Daging sapi ternyata lebih banyak dinikmati masyarakat kelas atas. Alih-alih menstabilkan harga daging di pasaran, kebijakan impor justru lebih menguntungkan orang-orang kaya.
Oleh
Yohanes Mega Hendarto
·4 menit baca
YOHANES MEGA HENDARTO
Pedagang menjajakan daging sapi yang ia terima dari pemotongan hewan sejak pagi di Pasar Senen, Jakarta Pusat, Senin (13/3/2023). Dari penyuplai, pedagang biasanya mengambil selisih Rp 5.000 hingga Rp. 15.000 per kilogram daging.
Kelezatan dan gizi yang didapat dari daging sapi belum dapat dinikmati oleh seluruh masyarakat, termasuk di momen hari raya Idul Fitri. Padahal, momen ini seharusnya menjadi kesempatan masyarakat kelas bawah untuk dapat mencicipi daging sapi. Masyarakat juga dapat terkecoh dengan ketidakjelasan jenis daging sapi atau kerbau yang beredar di pasar tradisional.

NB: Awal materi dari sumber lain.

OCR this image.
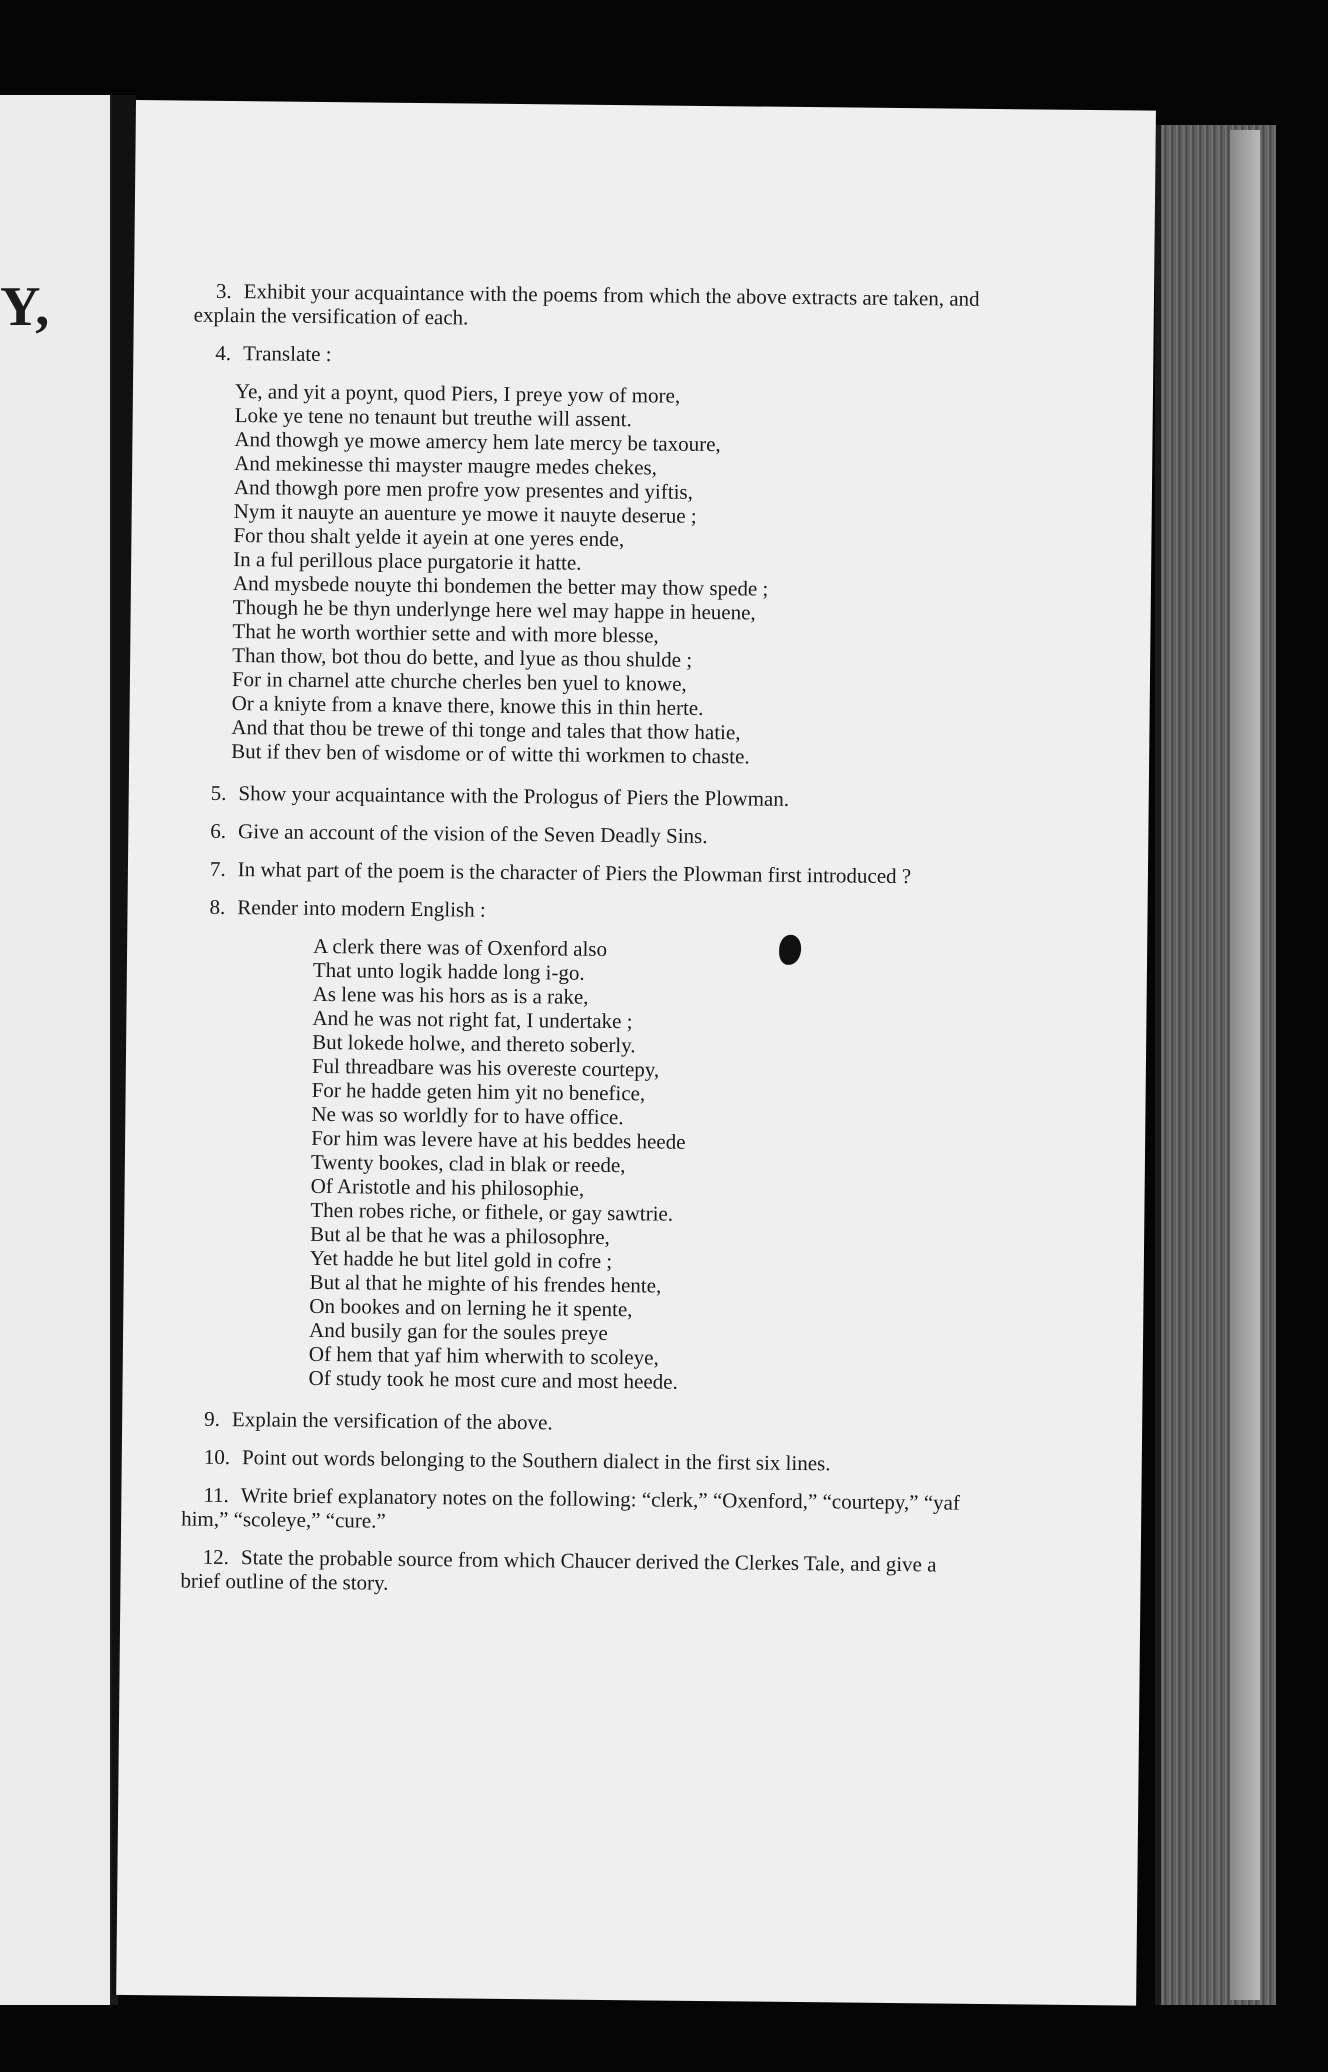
Y,	3. Exhibit your acquaintance with the poems from which the above extracts are taken, and explain the versification of each.

4. Translate :

Ye, and yit a poynt, quod Piers, I preye yow of more,
Loke ye tene no tenaunt but treuthe will assent.
And thowgh ye mowe amercy hem late mercy be taxoure,
And mekinesse thi mayster maugre medes chekes,
And thowgh pore men profre yow presentes and yiftis,
Nym it nauyte an auenture ye mowe it nauyte deserue ;
For thou shalt yelde it ayein at one yeres ende,
In a ful perillous place purgatorie it hatte.
And mysbede nouyte thi bondemen the better may thow spede ;
Though he be thyn underlynge here wel may happe in heuene,
That he worth worthier sette and with more blesse,
Than thow, bot thou do bette, and lyue as thou shulde ;
For in charnel atte churche cherles ben yuel to knowe,
Or a kniyte from a knave there, knowe this in thin herte.
And that thou be trewe of thi tonge and tales that thow hatie,
But if thev ben of wisdome or of witte thi workmen to chaste.

5. Show your acquaintance with the Prologus of Piers the Plowman.

6. Give an account of the vision of the Seven Deadly Sins.

7. In what part of the poem is the character of Piers the Plowman first introduced ?

8. Render into modern English :

A clerk there was of Oxenford also
That unto logik hadde long i-go.
As lene was his hors as is a rake,
And he was not right fat, I undertake ;
But lokede holwe, and thereto soberly.
Ful threadbare was his overeste courtepy,
For he hadde geten him yit no benefice,
Ne was so worldly for to have office.
For him was levere have at his beddes heede
Twenty bookes, clad in blak or reede,
Of Aristotle and his philosophie,
Then robes riche, or fithele, or gay sawtrie.
But al be that he was a philosophre,
Yet hadde he but litel gold in cofre ;
But al that he mighte of his frendes hente,
On bookes and on lerning he it spente,
And busily gan for the soules preye
Of hem that yaf him wherwith to scoleye,
Of study took he most cure and most heede.

9. Explain the versification of the above.

10. Point out words belonging to the Southern dialect in the first six lines.

11. Write brief explanatory notes on the following: “clerk,” “Oxenford,” “courtepy,” “yaf him,” “scoleye,” “cure.”

12. State the probable source from which Chaucer derived the Clerkes Tale, and give a brief outline of the story.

Merujuk pada analisis data partisipasi konsumen Badan Pusat Statistik, kelompok masyarakat kelas menengah ke atas dan rumah tangga di kota-kota besar mendominasi konsumsi daging sapi. Partisipasi konsumsi ini diukur berdasarkan besaran konsumsi masyarakat yang dibandingkan hanya dengan masyarakat yang mengonsumsi, bukan total penduduk di tahun tersebut.
Misalnya, pada 2014, partisipasi konsumsi daging sapi oleh kelompok berpendapatan tinggi mencapai 14,9 persen dibandingkan dengan yang berpendapatan rendah hanya 0,7 persen. Temuan tersebut diungkapkan oleh Tjeppy Daradjatun Sudjana, purnakarya peneliti Balitbang Kementerian Pertanian.”Bisa dikatakan, selama ini penduduk berpendapatan rendah menyubsidi penduduk berpendapatan tinggi,” ucapnya.
Alih-alih menstabilkan harga daging sapi di pasaran, secara tidak langsung kebijakan impor justru lebih menguntungkan masyarakat kelas menengah atas. Langkah pemerintah untuk mengimpor daging sapi hanya menjadi solusi jangka pendek dalam mengatasi permasalahan stok dan harga daging sapi.
KOMPAS/RADITYA HELABUMI
Warga antre untuk berbelanja pangan murah bersubsidi di gerai Pasar Jaya Senen, Jakarta Pusat, Senin (7/2/2022). Pangan murah yang disediakan termasuk daging sapi dan susu UHT.
Senada dengan analisis Balitbang Kementan, hasil survei Litbang Kompas menemukan bahwa publik yang tergolong sering mengonsumsi daging sapi berasal dari kelompok atas dan menengah atas. Survei yang dilakukan pada 8-10 Maret 2023 kepada 502 responden dari 34 provinsi ini menekankan perhatian pada daging sapi segar, bukan daging sapi olahan seperti bakso, nuget, dan sosis.
Hasil lainnya, setengah responden mengaku mengonsumsi daging sapi hanya 10 kali dalam setahun. Seperempat lainnya hanya mengonsumsi sebulan sekali. Artinya, secara umum publik cenderung jarang makan daging sapi segar.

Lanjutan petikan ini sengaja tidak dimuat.